- Born: December 10, 1920
- Died: September 5, 1992 (aged 71)
- Occupation: businessman
- Known for: President of the Ohio Mattress Company
- Spouse: Patricia Wise
- Children: E. Jeffrey Wuliger Gregory Wuliger Timothy Wuliger

= Ernest M. Wuliger =

American businessman (died 1992)

Ernest M. Wuliger (December 10, 1920 – September 5, 1992) was an American businessman who transformed the Ohio Mattress Company into the Sealy Corporation.

==Biography==
Wuliger was born to a Jewish family in Cleveland, Ohio, the son of Frank Wuliger. His father ran the Ohio Mattress Company which was founded in 1907 by his father Moris Wuliger, a Hungarian Jewish immigrant. In 1939, Wuliger dropped out of The University of Chicago and joined the family business as a payroll clerk and purchasing assistant. During World War II he served as a radar instructor in the United States Navy. After the war, he re-joined the family business and in the 1950s, he was running the company and officially named president after his father died in 1963. He was later named chairman.

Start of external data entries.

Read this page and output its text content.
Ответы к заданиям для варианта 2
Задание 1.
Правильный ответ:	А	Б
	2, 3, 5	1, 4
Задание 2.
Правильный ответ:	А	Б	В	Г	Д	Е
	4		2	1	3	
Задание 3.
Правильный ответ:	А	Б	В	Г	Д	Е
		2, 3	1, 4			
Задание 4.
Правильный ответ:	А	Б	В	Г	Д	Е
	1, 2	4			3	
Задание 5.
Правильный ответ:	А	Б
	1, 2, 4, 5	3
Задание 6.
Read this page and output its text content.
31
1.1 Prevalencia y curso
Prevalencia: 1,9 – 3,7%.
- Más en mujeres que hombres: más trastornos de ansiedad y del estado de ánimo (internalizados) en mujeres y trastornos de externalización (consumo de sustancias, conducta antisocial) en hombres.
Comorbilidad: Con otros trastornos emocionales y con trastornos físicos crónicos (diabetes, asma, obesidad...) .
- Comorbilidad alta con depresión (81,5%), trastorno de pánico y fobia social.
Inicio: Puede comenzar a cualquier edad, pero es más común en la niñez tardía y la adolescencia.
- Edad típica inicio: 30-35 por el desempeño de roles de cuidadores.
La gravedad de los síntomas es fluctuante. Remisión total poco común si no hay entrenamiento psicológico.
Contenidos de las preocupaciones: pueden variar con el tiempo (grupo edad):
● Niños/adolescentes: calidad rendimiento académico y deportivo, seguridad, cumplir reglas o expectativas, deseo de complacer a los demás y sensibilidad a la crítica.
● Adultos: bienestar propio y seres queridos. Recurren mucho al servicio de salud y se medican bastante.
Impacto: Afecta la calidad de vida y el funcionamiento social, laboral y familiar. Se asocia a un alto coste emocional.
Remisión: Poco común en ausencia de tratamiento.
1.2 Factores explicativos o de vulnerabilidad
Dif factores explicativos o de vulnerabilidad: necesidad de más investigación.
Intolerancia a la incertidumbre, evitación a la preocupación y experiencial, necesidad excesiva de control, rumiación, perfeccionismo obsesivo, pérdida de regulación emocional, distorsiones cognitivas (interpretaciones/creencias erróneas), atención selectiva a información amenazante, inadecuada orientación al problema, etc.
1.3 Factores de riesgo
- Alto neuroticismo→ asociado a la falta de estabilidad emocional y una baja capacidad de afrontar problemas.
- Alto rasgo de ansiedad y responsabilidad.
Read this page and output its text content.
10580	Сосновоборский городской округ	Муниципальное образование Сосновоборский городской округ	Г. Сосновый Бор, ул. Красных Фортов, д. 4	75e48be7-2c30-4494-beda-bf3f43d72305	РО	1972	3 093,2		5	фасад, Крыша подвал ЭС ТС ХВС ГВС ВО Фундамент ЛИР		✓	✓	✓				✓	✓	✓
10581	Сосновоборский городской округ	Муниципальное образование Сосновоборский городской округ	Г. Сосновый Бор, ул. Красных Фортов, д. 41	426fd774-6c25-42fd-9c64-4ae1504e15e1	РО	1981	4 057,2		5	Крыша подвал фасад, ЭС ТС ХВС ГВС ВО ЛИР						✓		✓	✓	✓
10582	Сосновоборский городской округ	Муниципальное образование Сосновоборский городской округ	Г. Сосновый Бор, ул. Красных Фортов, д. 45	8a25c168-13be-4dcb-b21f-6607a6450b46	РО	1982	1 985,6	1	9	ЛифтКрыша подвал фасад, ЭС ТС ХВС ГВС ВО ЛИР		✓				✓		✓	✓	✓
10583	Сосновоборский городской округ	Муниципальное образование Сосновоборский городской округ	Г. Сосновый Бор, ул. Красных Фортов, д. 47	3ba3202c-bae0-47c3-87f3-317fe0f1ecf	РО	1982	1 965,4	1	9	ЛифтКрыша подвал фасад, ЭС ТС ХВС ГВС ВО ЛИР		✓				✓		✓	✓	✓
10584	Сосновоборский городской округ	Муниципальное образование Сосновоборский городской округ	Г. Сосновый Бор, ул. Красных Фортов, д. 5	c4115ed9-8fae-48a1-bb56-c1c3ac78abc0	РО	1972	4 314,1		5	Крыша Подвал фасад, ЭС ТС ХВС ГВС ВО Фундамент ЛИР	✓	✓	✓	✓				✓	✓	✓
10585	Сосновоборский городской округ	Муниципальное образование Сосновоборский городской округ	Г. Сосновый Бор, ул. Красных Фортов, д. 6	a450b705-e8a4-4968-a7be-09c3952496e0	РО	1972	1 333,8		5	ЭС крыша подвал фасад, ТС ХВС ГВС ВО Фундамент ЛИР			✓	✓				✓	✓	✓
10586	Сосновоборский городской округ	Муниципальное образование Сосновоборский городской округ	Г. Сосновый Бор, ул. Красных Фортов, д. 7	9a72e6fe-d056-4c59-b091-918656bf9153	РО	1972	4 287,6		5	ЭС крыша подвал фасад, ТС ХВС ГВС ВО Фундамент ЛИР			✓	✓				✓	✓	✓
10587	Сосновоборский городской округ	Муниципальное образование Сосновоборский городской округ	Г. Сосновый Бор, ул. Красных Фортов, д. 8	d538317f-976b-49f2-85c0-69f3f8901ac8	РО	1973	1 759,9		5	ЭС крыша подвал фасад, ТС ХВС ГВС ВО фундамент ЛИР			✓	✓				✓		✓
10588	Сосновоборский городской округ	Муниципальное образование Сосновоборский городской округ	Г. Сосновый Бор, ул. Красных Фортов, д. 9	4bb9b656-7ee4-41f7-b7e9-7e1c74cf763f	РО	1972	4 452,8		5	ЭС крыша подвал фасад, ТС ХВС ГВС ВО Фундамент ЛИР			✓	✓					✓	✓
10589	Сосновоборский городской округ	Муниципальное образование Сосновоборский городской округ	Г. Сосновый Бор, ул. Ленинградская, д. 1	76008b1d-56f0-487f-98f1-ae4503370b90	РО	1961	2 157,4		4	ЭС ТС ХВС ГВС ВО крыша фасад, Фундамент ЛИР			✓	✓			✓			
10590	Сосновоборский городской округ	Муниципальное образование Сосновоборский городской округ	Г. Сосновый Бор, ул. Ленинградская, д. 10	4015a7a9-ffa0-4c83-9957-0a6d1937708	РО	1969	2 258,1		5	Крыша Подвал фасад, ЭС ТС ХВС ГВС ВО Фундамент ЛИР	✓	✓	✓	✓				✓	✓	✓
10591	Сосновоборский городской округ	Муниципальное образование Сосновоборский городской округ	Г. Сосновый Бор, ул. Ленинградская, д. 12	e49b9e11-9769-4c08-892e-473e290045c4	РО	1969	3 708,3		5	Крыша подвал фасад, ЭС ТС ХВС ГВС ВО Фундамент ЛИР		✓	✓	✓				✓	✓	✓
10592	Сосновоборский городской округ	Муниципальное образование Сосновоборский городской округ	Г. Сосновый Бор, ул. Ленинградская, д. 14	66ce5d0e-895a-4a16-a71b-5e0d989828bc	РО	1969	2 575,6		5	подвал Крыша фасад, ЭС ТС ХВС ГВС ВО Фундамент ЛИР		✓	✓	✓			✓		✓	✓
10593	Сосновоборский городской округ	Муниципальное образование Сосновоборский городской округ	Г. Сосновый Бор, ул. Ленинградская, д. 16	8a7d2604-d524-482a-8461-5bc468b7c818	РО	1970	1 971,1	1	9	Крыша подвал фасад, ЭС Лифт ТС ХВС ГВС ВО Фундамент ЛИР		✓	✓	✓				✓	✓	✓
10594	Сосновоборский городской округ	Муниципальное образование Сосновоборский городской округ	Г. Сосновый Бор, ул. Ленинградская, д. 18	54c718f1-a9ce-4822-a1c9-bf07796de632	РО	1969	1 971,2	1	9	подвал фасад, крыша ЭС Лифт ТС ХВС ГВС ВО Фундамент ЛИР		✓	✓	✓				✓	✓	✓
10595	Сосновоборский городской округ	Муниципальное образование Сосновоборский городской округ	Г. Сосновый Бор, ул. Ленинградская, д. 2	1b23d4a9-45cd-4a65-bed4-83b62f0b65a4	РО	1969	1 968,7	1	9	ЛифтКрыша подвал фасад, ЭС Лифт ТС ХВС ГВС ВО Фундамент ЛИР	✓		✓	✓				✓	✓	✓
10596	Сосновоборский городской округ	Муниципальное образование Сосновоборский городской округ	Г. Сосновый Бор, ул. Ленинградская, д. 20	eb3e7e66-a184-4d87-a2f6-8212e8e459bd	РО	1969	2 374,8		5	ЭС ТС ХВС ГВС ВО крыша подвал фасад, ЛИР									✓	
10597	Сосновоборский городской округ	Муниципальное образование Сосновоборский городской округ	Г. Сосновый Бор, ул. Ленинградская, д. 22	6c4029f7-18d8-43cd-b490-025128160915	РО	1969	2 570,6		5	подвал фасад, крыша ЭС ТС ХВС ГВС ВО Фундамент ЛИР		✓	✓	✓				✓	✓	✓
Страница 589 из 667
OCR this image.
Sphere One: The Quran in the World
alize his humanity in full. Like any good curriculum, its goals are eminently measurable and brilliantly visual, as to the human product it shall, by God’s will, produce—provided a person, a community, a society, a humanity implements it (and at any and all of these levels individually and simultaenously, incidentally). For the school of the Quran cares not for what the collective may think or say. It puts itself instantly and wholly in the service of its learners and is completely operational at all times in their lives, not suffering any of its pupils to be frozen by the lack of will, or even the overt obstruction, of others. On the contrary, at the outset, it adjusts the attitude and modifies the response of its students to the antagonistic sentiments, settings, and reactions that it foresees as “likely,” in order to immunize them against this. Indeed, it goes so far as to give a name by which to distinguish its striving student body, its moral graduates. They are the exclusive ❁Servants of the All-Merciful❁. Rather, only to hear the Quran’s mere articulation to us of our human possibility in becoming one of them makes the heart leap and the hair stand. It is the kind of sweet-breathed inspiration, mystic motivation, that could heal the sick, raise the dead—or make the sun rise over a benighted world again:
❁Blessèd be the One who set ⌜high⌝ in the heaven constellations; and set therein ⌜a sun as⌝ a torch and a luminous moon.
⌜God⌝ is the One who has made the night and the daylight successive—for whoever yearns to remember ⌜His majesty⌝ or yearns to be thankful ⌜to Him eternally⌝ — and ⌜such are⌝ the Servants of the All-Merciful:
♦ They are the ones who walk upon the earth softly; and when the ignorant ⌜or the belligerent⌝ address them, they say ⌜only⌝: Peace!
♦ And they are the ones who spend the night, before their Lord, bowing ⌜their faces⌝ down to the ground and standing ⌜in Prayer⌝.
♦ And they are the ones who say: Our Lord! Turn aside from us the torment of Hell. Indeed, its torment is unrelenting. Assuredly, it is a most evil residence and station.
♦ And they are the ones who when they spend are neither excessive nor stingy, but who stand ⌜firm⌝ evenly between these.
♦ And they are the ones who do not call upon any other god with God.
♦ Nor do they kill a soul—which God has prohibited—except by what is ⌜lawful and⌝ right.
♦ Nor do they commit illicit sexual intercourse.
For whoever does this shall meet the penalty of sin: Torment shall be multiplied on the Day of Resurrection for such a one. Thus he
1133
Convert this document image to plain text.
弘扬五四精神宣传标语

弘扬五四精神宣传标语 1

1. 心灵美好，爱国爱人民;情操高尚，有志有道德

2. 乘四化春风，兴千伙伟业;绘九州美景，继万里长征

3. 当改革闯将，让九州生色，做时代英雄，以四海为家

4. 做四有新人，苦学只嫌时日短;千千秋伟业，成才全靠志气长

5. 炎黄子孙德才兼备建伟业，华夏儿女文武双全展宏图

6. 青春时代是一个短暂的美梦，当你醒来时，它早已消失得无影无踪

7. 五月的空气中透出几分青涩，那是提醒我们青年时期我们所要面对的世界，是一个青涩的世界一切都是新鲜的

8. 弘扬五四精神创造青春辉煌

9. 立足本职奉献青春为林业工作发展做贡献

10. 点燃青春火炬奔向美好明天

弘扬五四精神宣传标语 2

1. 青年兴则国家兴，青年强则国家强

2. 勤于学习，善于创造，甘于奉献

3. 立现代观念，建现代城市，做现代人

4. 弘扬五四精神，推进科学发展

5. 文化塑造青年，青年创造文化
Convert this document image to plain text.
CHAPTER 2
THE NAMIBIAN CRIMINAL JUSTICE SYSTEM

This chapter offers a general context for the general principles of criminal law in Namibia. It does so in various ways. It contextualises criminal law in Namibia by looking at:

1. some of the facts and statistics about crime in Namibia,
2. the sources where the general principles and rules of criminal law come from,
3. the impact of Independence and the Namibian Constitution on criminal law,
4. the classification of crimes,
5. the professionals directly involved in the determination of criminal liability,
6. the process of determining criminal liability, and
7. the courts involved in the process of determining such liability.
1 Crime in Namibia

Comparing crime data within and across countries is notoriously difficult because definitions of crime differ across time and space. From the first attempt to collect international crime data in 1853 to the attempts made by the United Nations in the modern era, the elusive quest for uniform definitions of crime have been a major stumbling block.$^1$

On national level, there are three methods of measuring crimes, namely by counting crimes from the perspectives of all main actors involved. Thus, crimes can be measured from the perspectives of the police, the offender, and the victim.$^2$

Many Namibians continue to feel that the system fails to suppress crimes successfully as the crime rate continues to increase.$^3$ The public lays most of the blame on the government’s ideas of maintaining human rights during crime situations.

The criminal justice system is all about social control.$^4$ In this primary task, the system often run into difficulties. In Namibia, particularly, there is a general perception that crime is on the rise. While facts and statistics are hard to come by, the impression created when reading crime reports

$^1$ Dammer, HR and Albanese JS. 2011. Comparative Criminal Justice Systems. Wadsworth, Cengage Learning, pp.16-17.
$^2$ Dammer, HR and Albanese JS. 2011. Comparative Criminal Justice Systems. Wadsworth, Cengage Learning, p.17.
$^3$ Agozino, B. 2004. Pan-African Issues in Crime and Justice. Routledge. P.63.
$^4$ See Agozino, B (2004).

In 1970, Ohio Mattress went public, the only publicly held mattress manufacturer in the United States. The initial public offering raised money for further expansion and Wuliger changed the company's name to Ohio-Sealy Mattress Manufacturing Company. In 1983, he purchased the mattress manufacturer Stearns & Foster. In 1924, Ohio Mattress had purchased a local license to make Sealy-branded mattresses in Cleveland and soon acquired other regional licenses in Boston, Houston, and Puerto Rico but was blocked by Sealy and its other franchisees from acquiring more. The conflict resulted in Wuliger filing an antitrust suit against Sealy in 1971. In 1986, the court ruled in Ohio Mattress' favor and awarded Ohio Mattress $77 million. Unable to come up with the judgment, the Sealy Corporation and all but one of its franchisees were forced to sell to Ohio Mattress.

In 1989, Sealy - then the largest manufacturer of bedding in the United States with 28% market share and $700 million in sales - was purchased for $1.0 billion by leveraged buyout firm Gibbons, Green, van Amerongen (now Leonard Green & Partners). Wuliger's share of the transaction was $100 million. In 1990, he attempted to buy back the Stearns & Foster division for $87.5 million but failed. His son Tim Wuliger was president of AIPAC from 1980s.

==Personal life==
In 1941, he married Patricia Wise; they had three sons: Jeffrey, Gregory, and Timothy. In 1992, Wuliger died of brain cancer.